Ratusan nelayan melakukan aksi penolakan kedatangan tim Pemprov Sulsel bersama Pemrakarsa masuk ke Pulau Lae-lae untuk meninjau lokasi rencana reklamasi. 1 warga ditangkap polisi, Kamis (15/06/2023) @Jejakfakta/istimewa

Penolakan dan perjuangan warga Pulau Lae Lae untuk terus mempertahankan wilayah kelola dan ruang hidup.

Jejakfakta.com, Makassar - Ratusan nelayan Lae-Lae Makassar melakukan aksi penolakan kedatangan tim Pemerintah Provinsi (Pemprov) Sulawesi Selatan (Sulsel) bersama Pemrakarsa masuk ke Pulau Lae-lae untuk meninjau lokasi rencana reklamasi. 1 warga ditangkap polisi.

Dalam aksinya, nelayan menggunakan puluhan perahu mengadang atau menghalangi pihak Pemprov dan Pemrakarsa untuk tidak masuk ke pulau Lae-Lae, Kamis (15/06/2024).

Sesuai kronologis yang dibagikan Koalisi Masyarakat Tolak Reklamasi Pulau Lae-lae mencatatat, sekitar pukul 08.00 wita 2 kapal yang di kendarai oleh pemprov Sulsel dan Pemrakarsa Reklamasi berupaya masuk ke pulau Lae-Lae.

Baca Juga : Kementerian ATR/BPN dan KPK Gencarkan Transformasi Layanan Pertanahan di Sulsel

"Namun upaya itu mendapatkan perlawanan dalam bentuk mengadang atau menghalangi oleh puluhan kapal warga," tulisnya.

Kapal yang dikendarai tim dari Pemprov pun tidak mampu menembus ke pulau Lae-lae. Namun, tim yang dikawal Polisi kemudian menangkap 1 orang warga atas nama Muh. Harum dan di bawa ke kantor Polairut.

Tak berselang lama, ratusan nelayan, masyarakat sipil dan mahasiswa yang tergabung dalam Koalisi Tolak Reklamasi Pulau Lae-lae menggelar aksi di depan kantor Polairut Polda Sulsel. Dalam aksinya, mereka meminta warga yang di tahan untuk dibebaskan.

Baca Juga : Bupati Irwan Teken Komitmen Pengolahan Sampah, Dorong Warga Jadi Garda Terdepan Kebersihan Luwu Timur

Diketahui, rencana reklamasi di pulau Lae-Lae, Kecamatan Ujung Pandang, Kota Makassar mendapat penolakan keras dari warga Pulau Lae-Lae.

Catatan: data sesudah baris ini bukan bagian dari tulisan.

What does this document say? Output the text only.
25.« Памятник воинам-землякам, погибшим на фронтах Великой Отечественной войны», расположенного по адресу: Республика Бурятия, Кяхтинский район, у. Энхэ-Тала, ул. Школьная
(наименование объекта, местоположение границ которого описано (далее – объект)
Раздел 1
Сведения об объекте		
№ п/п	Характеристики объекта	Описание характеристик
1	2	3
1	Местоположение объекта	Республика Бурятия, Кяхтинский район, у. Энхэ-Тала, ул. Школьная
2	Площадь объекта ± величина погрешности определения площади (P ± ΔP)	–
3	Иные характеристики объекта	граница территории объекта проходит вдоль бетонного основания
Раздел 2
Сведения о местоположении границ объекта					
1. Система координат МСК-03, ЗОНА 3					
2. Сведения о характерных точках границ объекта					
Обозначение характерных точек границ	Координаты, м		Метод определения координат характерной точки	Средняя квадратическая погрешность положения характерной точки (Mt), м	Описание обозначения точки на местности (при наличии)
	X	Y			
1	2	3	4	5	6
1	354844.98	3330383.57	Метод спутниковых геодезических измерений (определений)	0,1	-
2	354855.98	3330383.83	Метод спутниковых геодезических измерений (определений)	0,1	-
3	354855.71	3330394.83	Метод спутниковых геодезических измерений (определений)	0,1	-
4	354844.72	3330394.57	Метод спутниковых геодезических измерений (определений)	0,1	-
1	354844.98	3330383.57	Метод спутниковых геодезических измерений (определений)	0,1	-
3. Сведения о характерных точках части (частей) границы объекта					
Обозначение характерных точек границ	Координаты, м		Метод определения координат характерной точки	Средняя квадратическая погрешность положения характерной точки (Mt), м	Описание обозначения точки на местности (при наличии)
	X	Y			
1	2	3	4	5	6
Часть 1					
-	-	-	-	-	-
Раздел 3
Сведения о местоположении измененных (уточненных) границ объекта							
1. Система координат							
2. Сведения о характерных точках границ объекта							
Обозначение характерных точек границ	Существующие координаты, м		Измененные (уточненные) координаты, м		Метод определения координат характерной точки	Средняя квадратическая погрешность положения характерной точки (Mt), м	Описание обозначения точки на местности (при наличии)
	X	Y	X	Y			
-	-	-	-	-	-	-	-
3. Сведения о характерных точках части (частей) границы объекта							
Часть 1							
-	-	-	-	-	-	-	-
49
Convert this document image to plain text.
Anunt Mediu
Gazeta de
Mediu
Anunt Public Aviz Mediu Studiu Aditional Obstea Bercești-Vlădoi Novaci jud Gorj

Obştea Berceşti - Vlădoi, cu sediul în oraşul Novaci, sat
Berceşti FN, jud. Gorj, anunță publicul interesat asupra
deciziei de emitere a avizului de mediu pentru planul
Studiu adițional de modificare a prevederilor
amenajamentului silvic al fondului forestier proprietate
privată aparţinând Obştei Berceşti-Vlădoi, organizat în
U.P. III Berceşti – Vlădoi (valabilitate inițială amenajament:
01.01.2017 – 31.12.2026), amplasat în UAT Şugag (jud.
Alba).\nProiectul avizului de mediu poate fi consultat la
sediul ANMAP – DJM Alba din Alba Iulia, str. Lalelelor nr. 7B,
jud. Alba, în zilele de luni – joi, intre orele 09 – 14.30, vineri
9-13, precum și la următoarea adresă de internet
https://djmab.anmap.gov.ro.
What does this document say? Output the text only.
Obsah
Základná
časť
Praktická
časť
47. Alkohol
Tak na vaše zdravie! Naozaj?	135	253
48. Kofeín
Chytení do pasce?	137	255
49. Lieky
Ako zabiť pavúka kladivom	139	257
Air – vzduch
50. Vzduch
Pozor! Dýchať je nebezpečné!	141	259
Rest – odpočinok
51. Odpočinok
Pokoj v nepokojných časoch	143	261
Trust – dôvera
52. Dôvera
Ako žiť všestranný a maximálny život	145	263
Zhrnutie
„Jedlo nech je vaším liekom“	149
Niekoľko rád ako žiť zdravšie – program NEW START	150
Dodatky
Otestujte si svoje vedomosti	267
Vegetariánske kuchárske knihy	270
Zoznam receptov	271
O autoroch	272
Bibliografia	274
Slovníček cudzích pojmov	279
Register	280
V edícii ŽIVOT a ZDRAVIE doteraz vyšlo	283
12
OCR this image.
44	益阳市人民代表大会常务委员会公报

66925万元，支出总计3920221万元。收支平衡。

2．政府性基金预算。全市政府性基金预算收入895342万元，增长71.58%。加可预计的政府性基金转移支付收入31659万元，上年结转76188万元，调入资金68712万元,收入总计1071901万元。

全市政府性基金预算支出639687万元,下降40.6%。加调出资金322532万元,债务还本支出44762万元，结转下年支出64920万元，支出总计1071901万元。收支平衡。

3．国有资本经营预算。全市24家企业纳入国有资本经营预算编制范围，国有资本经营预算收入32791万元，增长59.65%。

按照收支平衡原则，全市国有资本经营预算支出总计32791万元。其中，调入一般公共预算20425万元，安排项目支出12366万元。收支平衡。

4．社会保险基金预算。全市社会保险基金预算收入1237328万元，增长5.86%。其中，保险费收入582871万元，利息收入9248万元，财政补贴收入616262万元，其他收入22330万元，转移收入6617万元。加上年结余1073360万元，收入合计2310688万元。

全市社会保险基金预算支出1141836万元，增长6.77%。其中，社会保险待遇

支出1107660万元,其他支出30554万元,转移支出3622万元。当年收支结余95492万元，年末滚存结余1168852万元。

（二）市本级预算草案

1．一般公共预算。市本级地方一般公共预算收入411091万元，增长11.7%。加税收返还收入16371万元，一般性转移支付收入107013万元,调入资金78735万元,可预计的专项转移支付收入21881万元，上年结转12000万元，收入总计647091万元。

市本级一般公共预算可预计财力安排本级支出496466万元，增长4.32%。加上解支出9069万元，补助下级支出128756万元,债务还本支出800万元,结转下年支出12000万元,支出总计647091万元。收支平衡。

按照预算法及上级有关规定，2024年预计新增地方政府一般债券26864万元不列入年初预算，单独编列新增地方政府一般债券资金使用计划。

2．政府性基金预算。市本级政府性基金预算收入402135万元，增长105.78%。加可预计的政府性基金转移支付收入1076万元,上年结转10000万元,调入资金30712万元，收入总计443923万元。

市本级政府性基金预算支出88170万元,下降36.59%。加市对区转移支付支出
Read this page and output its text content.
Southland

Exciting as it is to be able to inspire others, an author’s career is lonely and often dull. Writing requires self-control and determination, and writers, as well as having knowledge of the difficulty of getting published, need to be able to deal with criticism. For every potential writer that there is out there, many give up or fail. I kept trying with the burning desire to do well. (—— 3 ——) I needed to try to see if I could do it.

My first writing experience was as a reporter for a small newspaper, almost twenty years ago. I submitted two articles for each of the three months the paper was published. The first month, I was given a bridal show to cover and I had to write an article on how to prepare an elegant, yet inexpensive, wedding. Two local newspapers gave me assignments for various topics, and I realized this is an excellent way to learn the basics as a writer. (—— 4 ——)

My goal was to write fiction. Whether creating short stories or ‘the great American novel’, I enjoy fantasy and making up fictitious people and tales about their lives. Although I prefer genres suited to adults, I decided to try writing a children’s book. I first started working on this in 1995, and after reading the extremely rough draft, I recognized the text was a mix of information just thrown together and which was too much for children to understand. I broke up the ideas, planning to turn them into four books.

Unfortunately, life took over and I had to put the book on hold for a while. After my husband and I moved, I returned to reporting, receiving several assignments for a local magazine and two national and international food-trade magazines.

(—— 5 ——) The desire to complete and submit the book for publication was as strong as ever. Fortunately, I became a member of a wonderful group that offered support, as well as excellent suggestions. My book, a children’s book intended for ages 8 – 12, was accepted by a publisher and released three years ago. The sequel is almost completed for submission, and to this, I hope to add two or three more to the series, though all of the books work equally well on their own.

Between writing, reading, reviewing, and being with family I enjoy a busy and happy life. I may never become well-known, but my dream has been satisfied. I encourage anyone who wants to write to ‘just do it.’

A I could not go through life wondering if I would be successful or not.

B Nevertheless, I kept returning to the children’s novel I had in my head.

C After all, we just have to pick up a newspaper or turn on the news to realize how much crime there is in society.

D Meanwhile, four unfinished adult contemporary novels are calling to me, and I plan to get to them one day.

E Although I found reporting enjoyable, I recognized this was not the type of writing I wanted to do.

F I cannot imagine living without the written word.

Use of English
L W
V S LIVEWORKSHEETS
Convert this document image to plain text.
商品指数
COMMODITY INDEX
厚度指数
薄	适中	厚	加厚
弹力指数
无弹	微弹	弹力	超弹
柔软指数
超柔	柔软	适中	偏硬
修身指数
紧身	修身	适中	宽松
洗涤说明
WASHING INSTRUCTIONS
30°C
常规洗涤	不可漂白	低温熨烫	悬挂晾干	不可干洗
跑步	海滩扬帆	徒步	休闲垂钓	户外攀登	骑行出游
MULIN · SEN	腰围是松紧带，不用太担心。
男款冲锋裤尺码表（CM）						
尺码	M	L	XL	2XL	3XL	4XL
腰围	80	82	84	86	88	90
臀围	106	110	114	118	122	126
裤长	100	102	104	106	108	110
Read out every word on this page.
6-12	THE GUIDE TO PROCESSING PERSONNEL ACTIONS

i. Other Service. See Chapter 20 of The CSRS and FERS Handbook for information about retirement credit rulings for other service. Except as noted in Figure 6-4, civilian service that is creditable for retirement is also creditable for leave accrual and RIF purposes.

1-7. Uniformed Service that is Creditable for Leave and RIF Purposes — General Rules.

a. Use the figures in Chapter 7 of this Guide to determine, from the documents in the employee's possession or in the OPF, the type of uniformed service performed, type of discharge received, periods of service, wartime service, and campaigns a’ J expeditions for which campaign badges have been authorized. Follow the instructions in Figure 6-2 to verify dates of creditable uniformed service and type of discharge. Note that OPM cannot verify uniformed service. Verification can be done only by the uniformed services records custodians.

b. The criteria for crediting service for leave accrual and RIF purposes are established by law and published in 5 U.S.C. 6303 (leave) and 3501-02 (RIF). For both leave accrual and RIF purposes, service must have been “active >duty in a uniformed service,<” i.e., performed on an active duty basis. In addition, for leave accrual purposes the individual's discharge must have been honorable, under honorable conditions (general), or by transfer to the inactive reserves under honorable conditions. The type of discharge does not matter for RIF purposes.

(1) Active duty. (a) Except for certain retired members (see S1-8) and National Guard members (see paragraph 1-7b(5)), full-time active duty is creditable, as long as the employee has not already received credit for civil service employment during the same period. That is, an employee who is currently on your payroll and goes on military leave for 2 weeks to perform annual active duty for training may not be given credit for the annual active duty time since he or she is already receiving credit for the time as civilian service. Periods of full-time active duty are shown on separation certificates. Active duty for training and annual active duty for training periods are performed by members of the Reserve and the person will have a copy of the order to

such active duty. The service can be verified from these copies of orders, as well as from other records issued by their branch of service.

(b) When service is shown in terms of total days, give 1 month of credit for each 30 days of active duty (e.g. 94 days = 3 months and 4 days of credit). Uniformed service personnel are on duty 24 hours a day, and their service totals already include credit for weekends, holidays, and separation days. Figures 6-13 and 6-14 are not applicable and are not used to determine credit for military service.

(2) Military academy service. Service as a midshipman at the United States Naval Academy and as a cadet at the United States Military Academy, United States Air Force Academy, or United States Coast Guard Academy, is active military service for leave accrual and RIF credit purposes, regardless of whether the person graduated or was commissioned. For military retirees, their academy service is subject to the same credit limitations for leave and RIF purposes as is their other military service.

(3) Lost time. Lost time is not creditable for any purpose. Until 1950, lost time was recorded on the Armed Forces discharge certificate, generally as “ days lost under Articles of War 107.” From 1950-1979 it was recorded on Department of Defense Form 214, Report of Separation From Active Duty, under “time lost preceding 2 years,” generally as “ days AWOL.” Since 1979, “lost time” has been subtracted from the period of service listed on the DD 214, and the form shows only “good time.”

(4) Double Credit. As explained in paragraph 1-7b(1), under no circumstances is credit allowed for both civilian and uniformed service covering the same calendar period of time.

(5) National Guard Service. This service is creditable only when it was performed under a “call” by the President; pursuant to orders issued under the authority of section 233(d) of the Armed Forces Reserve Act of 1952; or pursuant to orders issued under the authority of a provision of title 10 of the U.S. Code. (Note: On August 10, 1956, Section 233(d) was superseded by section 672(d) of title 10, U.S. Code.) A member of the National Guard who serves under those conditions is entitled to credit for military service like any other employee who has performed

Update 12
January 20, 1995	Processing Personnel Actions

Berbagai upaya penolakan telah di lakukan oleh warga mulai dari aksi parade laut, aksi demontrasi di depan Kantor DPRD dan Kantor Gubernur Provinsi Sulawesi Selatan sampai pada penolakan terhadap sosialiasi yang didakan oleh pihak pemprov dan CPI hingga penolakan warga terhadap rencana reklamasi di Pulau Lae-Lae masih terus berlanjut sampai saat ini.

"Perjuangan warga Pulau Lae Lae untuk terus mempertahankan wilayah kelola dan ruang hidup," tegasnya. (*)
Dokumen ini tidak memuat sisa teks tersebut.